Expected fail output (vLLM 0.14.0):
Iteration 1 — prompt length: 13990 chars
tokens: 2048, finish_reason: length
text (first 100): '3000\n\nAssistant: 2600 2601 2602 2603 2604 2605 2606 2607 2609 2610 ...'
Iteration 2 — prompt length: 16047 chars
tokens: 2048, finish_reason: length
text (first 100): '3'
Sample logprobs from iteration 2:
token[0] id=1051: logprob=-0.0005862186080776155 decoded='3'
token[1] id=0: logprob=nan decoded='<unk>'
token[2] id=0: logprob=nan decoded='<unk>'
token[2047] id=0: logprob=nan decoded='<unk>'
AssertionError: FAIL: 2047/2048 logprobs are NaN on iteration 2 (prefix caching is broken in vLLM 0.14.0)
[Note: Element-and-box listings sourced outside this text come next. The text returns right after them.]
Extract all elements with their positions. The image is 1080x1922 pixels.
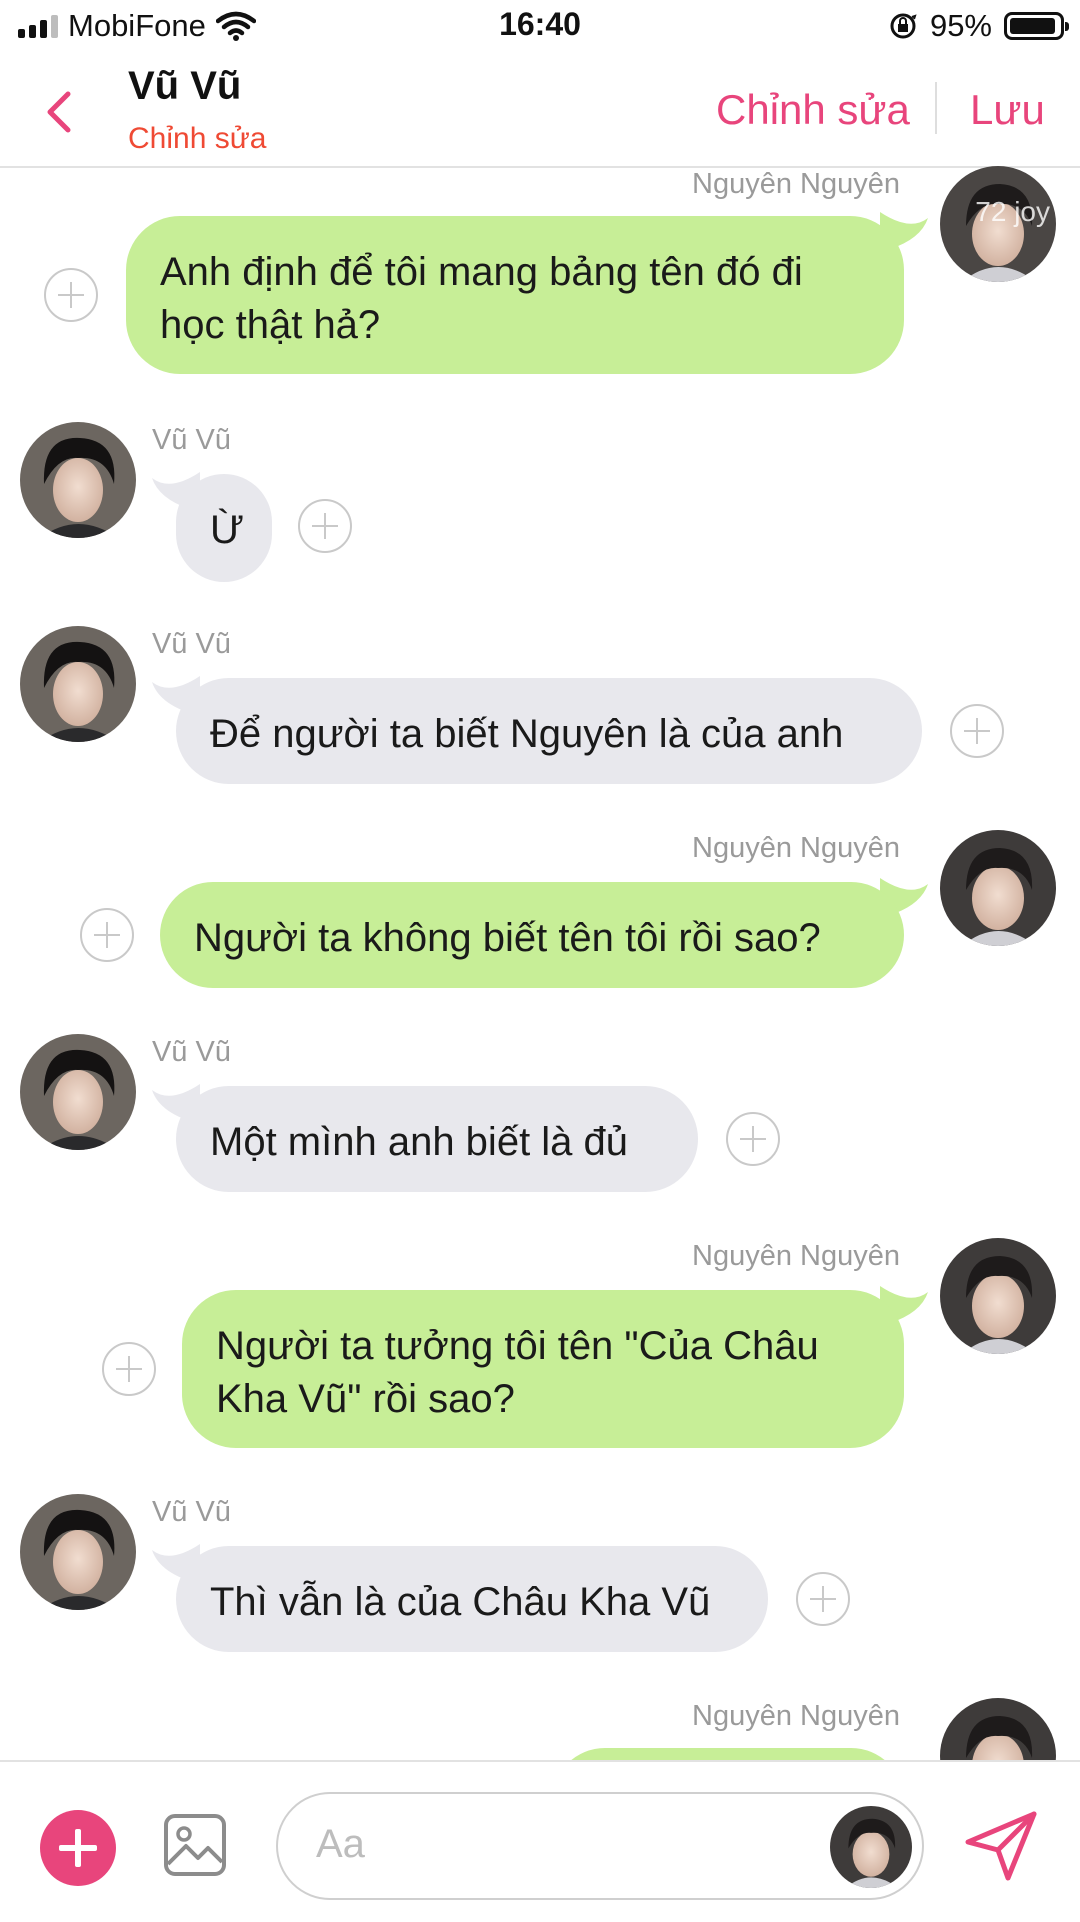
message-input[interactable]: Aa: [276, 1792, 924, 1900]
message-bubble[interactable]: Ừ: [176, 474, 272, 582]
react-plus-icon[interactable]: [44, 268, 98, 322]
avatar[interactable]: [940, 830, 1056, 946]
header-divider: [935, 82, 937, 134]
avatar[interactable]: 72 joy: [940, 166, 1056, 282]
send-icon[interactable]: [962, 1806, 1040, 1884]
react-plus-icon[interactable]: [796, 1572, 850, 1626]
react-plus-icon[interactable]: [726, 1112, 780, 1166]
battery-icon: [1004, 12, 1069, 40]
message-input-placeholder: Aa: [316, 1822, 365, 1866]
message-bubble[interactable]: Anh định để tôi mang bảng tên đó đi học …: [126, 216, 904, 374]
avatar[interactable]: [20, 422, 136, 538]
page-subtitle[interactable]: Chỉnh sửa: [128, 122, 267, 156]
sender-name: Vũ Vũ: [152, 628, 231, 660]
react-plus-icon[interactable]: [298, 499, 352, 553]
message-bubble[interactable]: Một mình anh biết là đủ: [176, 1086, 698, 1192]
sender-name: Nguyên Nguyên: [692, 832, 900, 864]
rotation-lock-icon: [890, 13, 917, 39]
message-bubble[interactable]: Người ta tưởng tôi tên "Của Châu Kha Vũ"…: [182, 1290, 904, 1448]
message-bubble[interactable]: Thì vẫn là của Châu Kha Vũ: [176, 1546, 768, 1652]
add-icon[interactable]: [40, 1810, 116, 1886]
sender-name: Nguyên Nguyên: [692, 1240, 900, 1272]
back-icon[interactable]: [40, 84, 80, 140]
react-plus-icon[interactable]: [102, 1342, 156, 1396]
message-bubble[interactable]: Người ta không biết tên tôi rồi sao?: [160, 882, 904, 988]
image-icon[interactable]: [162, 1812, 228, 1878]
sender-name: Nguyên Nguyên: [692, 168, 900, 200]
react-plus-icon[interactable]: [950, 704, 1004, 758]
avatar[interactable]: [830, 1806, 912, 1888]
chat-header: Vũ Vũ Chỉnh sửa Chỉnh sửa Lưu: [0, 56, 1080, 168]
message-bubble[interactable]: Để người ta biết Nguyên là của anh: [176, 678, 922, 784]
sender-name: Vũ Vũ: [152, 1036, 231, 1068]
page-title: Vũ Vũ: [128, 64, 242, 108]
sender-name: Nguyên Nguyên: [692, 1700, 900, 1732]
avatar-watermark: 72 joy: [975, 196, 1050, 227]
avatar[interactable]: [940, 1238, 1056, 1354]
react-plus-icon[interactable]: [80, 908, 134, 962]
sender-name: Vũ Vũ: [152, 1496, 231, 1528]
save-button[interactable]: Lưu: [970, 86, 1045, 134]
composer-bar: Aa: [0, 1760, 1080, 1922]
avatar[interactable]: [20, 626, 136, 742]
edit-button[interactable]: Chỉnh sửa: [716, 86, 910, 134]
avatar[interactable]: [20, 1034, 136, 1150]
avatar[interactable]: [20, 1494, 136, 1610]
sender-name: Vũ Vũ: [152, 424, 231, 456]
status-bar: MobiFone 16:40 95%: [0, 0, 1080, 56]
battery-percent: 95%: [929, 8, 992, 43]
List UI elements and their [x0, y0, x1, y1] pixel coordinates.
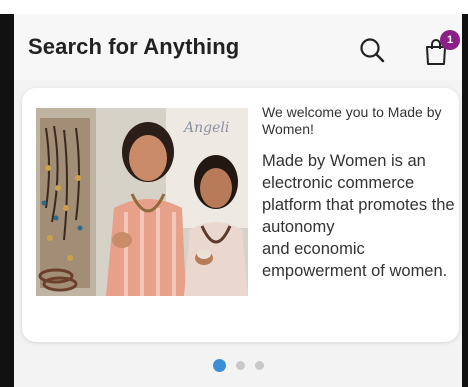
- app-frame: Search for Anything 1 Angeli We welcome …: [0, 0, 468, 387]
- cart-button[interactable]: 1: [418, 28, 460, 72]
- platform-description: Made by Women is an electronic commerce …: [262, 152, 455, 280]
- welcome-text: We welcome you to Made by Women!: [262, 104, 442, 137]
- carousel-dot-1[interactable]: [212, 359, 226, 372]
- women-jewelry-image: Angeli: [36, 108, 248, 296]
- search-icon: [360, 38, 385, 63]
- carousel-dot-2[interactable]: [235, 361, 245, 370]
- top-bar: Search for Anything 1: [14, 14, 462, 80]
- carousel-pagination: [14, 359, 462, 372]
- app-screen: Search for Anything 1 Angeli We welcome …: [14, 14, 462, 387]
- carousel-dot-3[interactable]: [254, 361, 264, 370]
- device-right-bezel: [462, 14, 468, 387]
- promo-photo: Angeli: [36, 108, 248, 296]
- page-title[interactable]: Search for Anything: [28, 34, 239, 60]
- carousel-slide-card[interactable]: Angeli We welcome you to Made by Women! …: [22, 88, 459, 342]
- device-top-edge: [0, 0, 468, 14]
- svg-text:Angeli: Angeli: [182, 120, 229, 136]
- device-left-bezel: [0, 14, 14, 387]
- cart-count-badge: 1: [440, 30, 460, 50]
- search-button[interactable]: [354, 32, 390, 68]
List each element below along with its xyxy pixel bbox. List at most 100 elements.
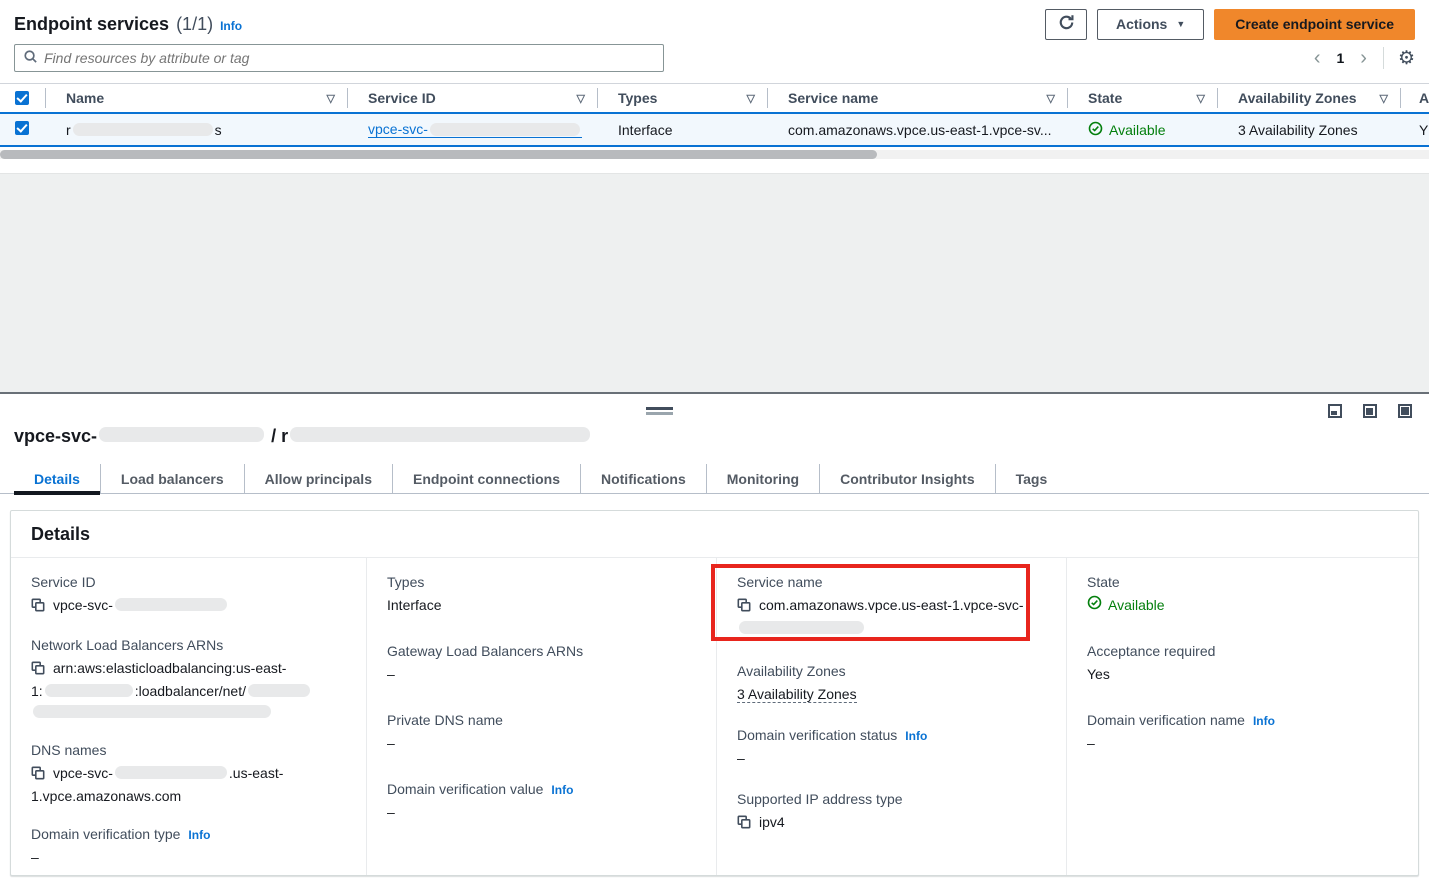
column-header-service-name[interactable]: Service name ▽	[768, 88, 1068, 108]
redacted-text	[45, 684, 133, 697]
search-input[interactable]	[44, 50, 655, 66]
redacted-text	[739, 621, 864, 634]
page-count: (1/1)	[176, 14, 213, 35]
redacted-text	[248, 684, 310, 697]
info-link[interactable]: Info	[551, 783, 573, 797]
redacted-text	[99, 427, 264, 442]
refresh-button[interactable]	[1045, 9, 1087, 40]
toolbar: Endpoint services (1/1) Info Actions ▼ C…	[14, 6, 1415, 42]
field-service-name: Service name com.amazonaws.vpce.us-east-…	[737, 574, 1046, 639]
endpoint-services-page: Endpoint services (1/1) Info Actions ▼ C…	[0, 0, 1429, 886]
redacted-text	[33, 705, 271, 718]
field-availability-zones: Availability Zones 3 Availability Zones	[737, 663, 1046, 705]
filter-icon[interactable]: ▽	[327, 92, 335, 105]
redacted-text	[115, 598, 227, 611]
status-badge: Available	[1088, 121, 1166, 139]
service-id-link[interactable]: vpce-svc-	[368, 121, 582, 138]
info-link[interactable]: Info	[1253, 714, 1275, 728]
field-acceptance-required: Acceptance required Yes	[1087, 643, 1397, 685]
column-header-availability-zones[interactable]: Availability Zones ▽	[1218, 88, 1401, 108]
page-title: Endpoint services	[14, 14, 169, 35]
column-header-name[interactable]: Name ▽	[46, 88, 348, 108]
redacted-text	[73, 123, 213, 136]
create-endpoint-service-button[interactable]: Create endpoint service	[1214, 9, 1415, 40]
copy-icon[interactable]	[31, 660, 45, 681]
filter-icon[interactable]: ▽	[1047, 92, 1055, 105]
field-domain-verification-status: Domain verification status Info –	[737, 727, 1046, 769]
tab-monitoring[interactable]: Monitoring	[706, 464, 819, 493]
panel-collapse-icon[interactable]	[1328, 404, 1342, 418]
availability-zones-link[interactable]: 3 Availability Zones	[737, 686, 857, 703]
select-all-cell	[0, 88, 46, 108]
filter-icon[interactable]: ▽	[747, 92, 755, 105]
select-all-checkbox[interactable]	[15, 91, 29, 105]
column-header-clipped[interactable]: A	[1401, 88, 1429, 108]
tab-endpoint-connections[interactable]: Endpoint connections	[392, 464, 580, 493]
tab-notifications[interactable]: Notifications	[580, 464, 706, 493]
field-supported-ip: Supported IP address type ipv4	[737, 791, 1046, 835]
field-domain-verification-value: Domain verification value Info –	[387, 781, 696, 823]
redacted-text	[290, 427, 590, 442]
actions-button[interactable]: Actions ▼	[1097, 9, 1204, 40]
table-row[interactable]: rs vpce-svc- Interface com.amazonaws.vpc…	[0, 112, 1429, 147]
row-types-cell: Interface	[598, 122, 768, 138]
header-info-link[interactable]: Info	[220, 19, 242, 33]
field-dns-names: DNS names vpce-svc-.us-east- 1.vpce.amaz…	[31, 742, 346, 807]
column-header-service-id[interactable]: Service ID ▽	[348, 88, 598, 108]
field-service-id: Service ID vpce-svc-	[31, 574, 346, 618]
page-background	[0, 173, 1429, 392]
next-page-icon[interactable]: ›	[1358, 48, 1369, 68]
tab-tags[interactable]: Tags	[995, 464, 1068, 493]
search-row: ‹ 1 › ⚙	[14, 43, 1415, 73]
panel-full-icon[interactable]	[1398, 404, 1412, 418]
tab-contributor-insights[interactable]: Contributor Insights	[819, 464, 995, 493]
column-header-state[interactable]: State ▽	[1068, 88, 1218, 108]
field-domain-verification-type: Domain verification type Info –	[31, 826, 346, 868]
tab-details[interactable]: Details	[14, 464, 100, 493]
details-card: Details Service ID vpce-svc-	[10, 510, 1419, 876]
check-circle-icon	[1088, 121, 1103, 139]
info-link[interactable]: Info	[905, 729, 927, 743]
row-clipped-cell: Y	[1401, 122, 1429, 138]
search-icon	[23, 49, 38, 67]
panel-half-icon[interactable]	[1363, 404, 1377, 418]
details-card-heading: Details	[11, 511, 1418, 558]
tab-bar: Details Load balancers Allow principals …	[0, 464, 1429, 494]
copy-icon[interactable]	[737, 814, 751, 835]
filter-icon[interactable]: ▽	[577, 92, 585, 105]
column-header-types[interactable]: Types ▽	[598, 88, 768, 108]
actions-label: Actions	[1116, 16, 1167, 32]
tab-allow-principals[interactable]: Allow principals	[244, 464, 392, 493]
detail-pane: vpce-svc- / r Details Load balancers All…	[0, 394, 1429, 886]
prev-page-icon[interactable]: ‹	[1312, 48, 1323, 68]
field-domain-verification-name: Domain verification name Info –	[1087, 712, 1397, 754]
field-private-dns-name: Private DNS name –	[387, 712, 696, 754]
tab-load-balancers[interactable]: Load balancers	[100, 464, 244, 493]
copy-icon[interactable]	[31, 597, 45, 618]
row-availability-zones-cell: 3 Availability Zones	[1218, 122, 1401, 138]
copy-icon[interactable]	[737, 597, 751, 618]
row-state-cell: Available	[1068, 121, 1218, 139]
current-page[interactable]: 1	[1336, 50, 1344, 66]
check-circle-icon	[1087, 595, 1102, 616]
row-name-cell: rs	[46, 122, 348, 138]
pane-title: vpce-svc- / r	[14, 426, 592, 447]
field-types: Types Interface	[387, 574, 696, 616]
settings-gear-icon[interactable]: ⚙	[1398, 49, 1415, 68]
info-link[interactable]: Info	[188, 828, 210, 842]
copy-icon[interactable]	[31, 765, 45, 786]
status-badge: Available	[1087, 595, 1165, 616]
scrollbar-thumb[interactable]	[0, 150, 877, 159]
pane-resize-handle[interactable]	[646, 407, 673, 417]
pagination: ‹ 1 › ⚙	[1312, 47, 1415, 69]
row-service-id-cell: vpce-svc-	[348, 121, 598, 138]
row-checkbox[interactable]	[15, 121, 29, 135]
pane-size-controls	[1328, 404, 1412, 418]
availability-zones-link[interactable]: 3 Availability Zones	[1238, 122, 1358, 138]
horizontal-scrollbar[interactable]	[0, 150, 1429, 159]
field-glb-arns: Gateway Load Balancers ARNs –	[387, 643, 696, 685]
search-box[interactable]	[14, 44, 664, 72]
pager-divider	[1383, 47, 1384, 69]
filter-icon[interactable]: ▽	[1197, 92, 1205, 105]
filter-icon[interactable]: ▽	[1380, 92, 1388, 105]
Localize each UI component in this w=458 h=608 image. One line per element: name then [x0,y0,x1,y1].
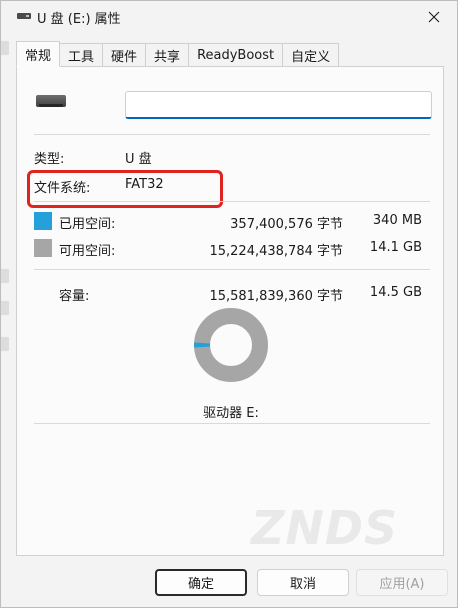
cancel-button[interactable]: 取消 [257,569,349,596]
used-space-label: 已用空间: [59,217,116,232]
separator [34,269,430,270]
used-space-size: 340 MB [372,213,422,228]
background-edge [1,301,9,315]
close-button[interactable] [411,1,457,33]
free-space-size: 14.1 GB [369,240,422,255]
drive-name-input[interactable] [125,91,432,119]
background-edge [1,337,9,351]
type-label: 类型: [34,152,65,167]
file-system-highlight [27,170,223,208]
free-space-bytes: 15,224,438,784 字节 [209,244,343,259]
properties-dialog: U 盘 (E:) 属性 常规 工具 硬件 共享 ReadyBoost 自定义 类… [0,0,458,608]
usb-drive-icon [36,95,66,107]
separator [34,423,430,424]
disk-usage-donut [194,308,268,382]
free-space-swatch [34,239,52,257]
window-title: U 盘 (E:) 属性 [37,12,121,27]
background-edge [1,41,9,55]
tab-general[interactable]: 常规 [16,41,61,67]
used-space-bytes: 357,400,576 字节 [230,217,343,232]
tab-customize[interactable]: 自定义 [283,43,340,67]
tab-sharing[interactable]: 共享 [146,43,190,67]
title-bar: U 盘 (E:) 属性 [1,1,457,33]
separator [34,134,430,135]
capacity-size: 14.5 GB [369,285,422,300]
tab-hardware[interactable]: 硬件 [103,43,147,67]
capacity-bytes: 15,581,839,360 字节 [209,289,343,304]
close-icon [428,11,440,23]
apply-button[interactable]: 应用(A) [356,569,448,596]
ok-button[interactable]: 确定 [155,569,247,596]
background-edge [1,269,9,283]
used-space-swatch [34,212,52,230]
free-space-ring [194,308,268,382]
tab-bar: 常规 工具 硬件 共享 ReadyBoost 自定义 [16,41,340,67]
tab-readyboost[interactable]: ReadyBoost [189,43,284,67]
general-panel: 类型: U 盘 文件系统: FAT32 已用空间: 357,400,576 字节… [16,66,444,556]
usb-drive-icon [17,13,31,19]
watermark-logo: ZNDS [251,501,399,555]
type-value: U 盘 [125,152,152,167]
capacity-label: 容量: [59,289,90,304]
drive-letter-label: 驱动器 E: [203,406,259,421]
free-space-label: 可用空间: [59,244,116,259]
separator [34,201,430,202]
tab-tools[interactable]: 工具 [60,43,104,67]
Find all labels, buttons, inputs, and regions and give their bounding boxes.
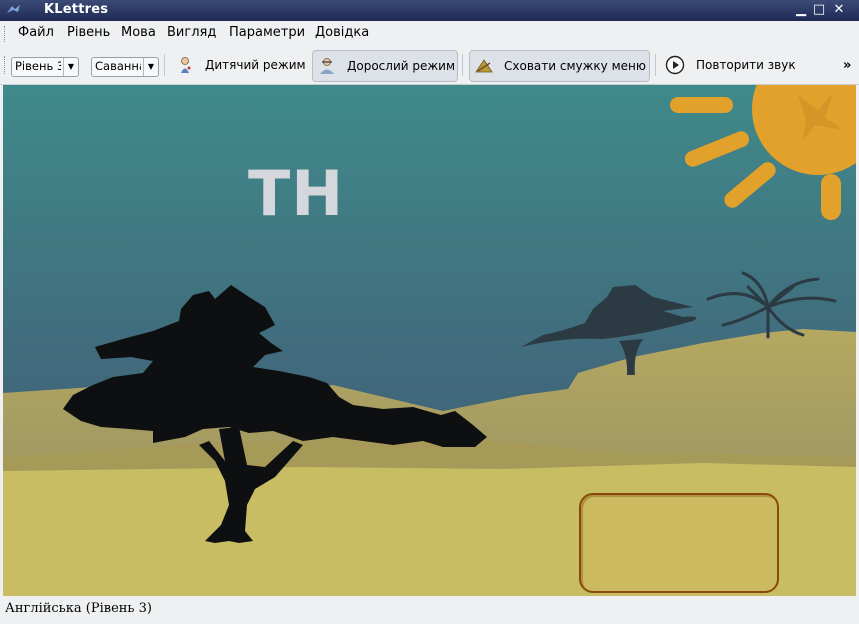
grown-mode-button[interactable]: Дорослий режим (312, 50, 458, 82)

Note: the ERROR ... Engine core proc EngineCore_DP0 died unexpectedly message that may appear after the assertion is just vLLM’s engine shutting down ungracefully after the process exits — it is not a separate issue.
The script generates from a counting prompt, appends the output back into the prompt, and generates again. On the second generation, prefix caching reuses the KV cache from the first request’s prefix. The bug causes the cached prefix to produce corrupted activations, resulting in token_id=0 (<unk>) with logprob=nan for all tokens after the first.